Ground-water-flow patterns and areas contributing recharge to supply wells change in response to new or altered pumping stresses. An understanding of these potential changes is essential for the effective evaluation of possible future water-supply alternatives, especially if the supply wells may be vulnerable to contamination from the land surface. Demand for water from a valley-fill and carbonate-rock aquifer system in the study area near Kenvil in Morris County, New Jersey, is expected to increase as the population of communities grows in and near the area. As withdrawals increase and new supplies are developed over time, ground-water-flow patterns and areas contributing recharge to supply wells in the area are expected to change.
Flow patterns and areas contributing recharge to selected supply wells in the aquifer system in the study area, under a variety of hypothetical withdrawal conditions, were evaluated by use of numerical modeling techniques. Under the four alternative scenarios evaluated, withdrawals from selected wells are increased by a total of 1.3 to 2.4 million gallons per day, or 32 to 56 percent over the recent (1991-95) total withdrawals from the study area. The scenarios were incorporated in simulations of ground-water flow that were conducted by use of a previously developed three-dimensional numerical model.

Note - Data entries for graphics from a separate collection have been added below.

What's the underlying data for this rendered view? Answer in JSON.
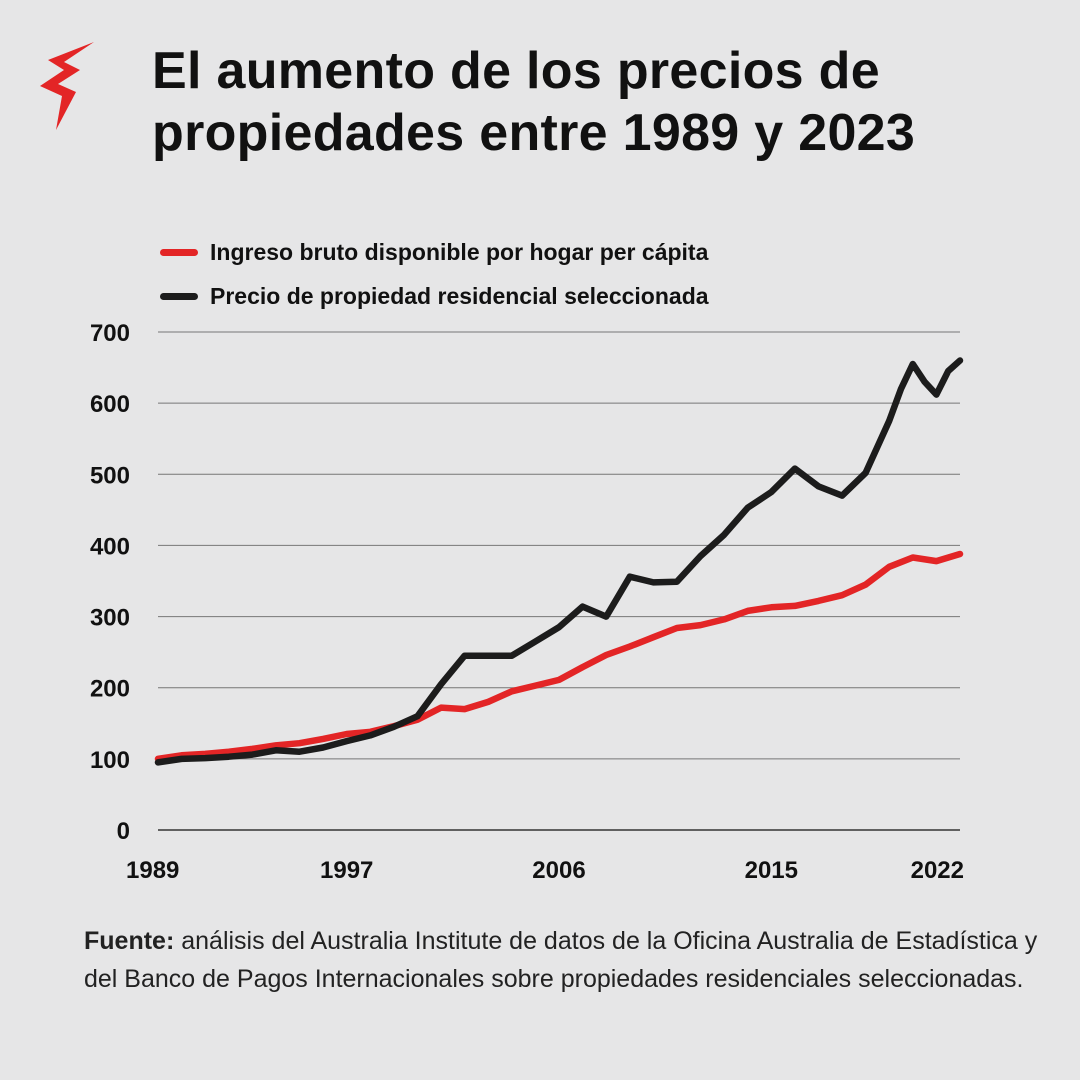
{
  "header": {
    "title_line1": "El aumento de los precios de",
    "title_line2": "propiedades entre 1989 y 2023",
    "logo_icon": "sbs-logo-icon",
    "logo_color": "#e32526"
  },
  "footer": {
    "source_label": "Fuente:",
    "source_text": " análisis del Australia Institute de datos de la Oficina Australia de Estadística y del Banco de Pagos Internacionales sobre propiedades residenciales seleccionadas."
  },
  "chart_data": {
    "type": "line",
    "xlim": [
      1989,
      2023
    ],
    "ylim": [
      0,
      700
    ],
    "x_ticks": [
      1989,
      1997,
      2006,
      2015,
      2022
    ],
    "y_ticks": [
      0,
      100,
      200,
      300,
      400,
      500,
      600,
      700
    ],
    "grid": "horizontal",
    "legend_position": "top-left",
    "series": [
      {
        "name": "Ingreso bruto disponible por hogar per cápita",
        "color": "#e32526",
        "x": [
          1989,
          1990,
          1991,
          1992,
          1993,
          1994,
          1995,
          1996,
          1997,
          1998,
          1999,
          2000,
          2001,
          2002,
          2003,
          2004,
          2005,
          2006,
          2007,
          2008,
          2009,
          2010,
          2011,
          2012,
          2013,
          2014,
          2015,
          2016,
          2017,
          2018,
          2019,
          2020,
          2021,
          2022,
          2023
        ],
        "y": [
          100,
          105,
          107,
          110,
          114,
          119,
          122,
          128,
          135,
          138,
          146,
          155,
          172,
          170,
          180,
          195,
          203,
          211,
          229,
          246,
          258,
          271,
          284,
          288,
          296,
          308,
          313,
          315,
          322,
          330,
          345,
          370,
          383,
          378,
          388
        ]
      },
      {
        "name": "Precio de propiedad residencial seleccionada",
        "color": "#1c1c1c",
        "x": [
          1989,
          1990,
          1991,
          1992,
          1993,
          1994,
          1995,
          1996,
          1997,
          1998,
          1999,
          2000,
          2001,
          2002,
          2003,
          2004,
          2005,
          2006,
          2007,
          2008,
          2009,
          2010,
          2011,
          2012,
          2013,
          2014,
          2015,
          2016,
          2017,
          2018,
          2019,
          2020,
          2020.5,
          2021,
          2021.5,
          2022,
          2022.5,
          2023
        ],
        "y": [
          95,
          100,
          101,
          103,
          106,
          112,
          110,
          116,
          125,
          133,
          145,
          160,
          205,
          245,
          245,
          245,
          265,
          285,
          314,
          300,
          356,
          348,
          349,
          385,
          415,
          453,
          475,
          508,
          483,
          470,
          502,
          575,
          620,
          655,
          630,
          612,
          645,
          660
        ]
      }
    ]
  }
}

Flow-path comparisons indicate that ground-water-flow patterns change in response to changes in pumping rates and (or) new pumping stresses. Under the scenarios represented in the simulations, water levels (hydraulic heads) in the study area decline from 0 to as much as 63 ft. Under most of the scenarios evaluated, downward leakage of ground water increases and upward discharge to streams decreases. In some scenarios, supply wells intercept additional local flow, whereas in other scenarios additional regional flow is intercepted. Areas contributing recharge to wells also change or develop. Changes in flow patterns and in the location, size, and shape of areas contributing recharge to supply wells depend on the location and magnitude of the change in withdrawal stress and on other hydrogeologic factors, such as the configuration of aquifer boundaries and differences in aquifer properties.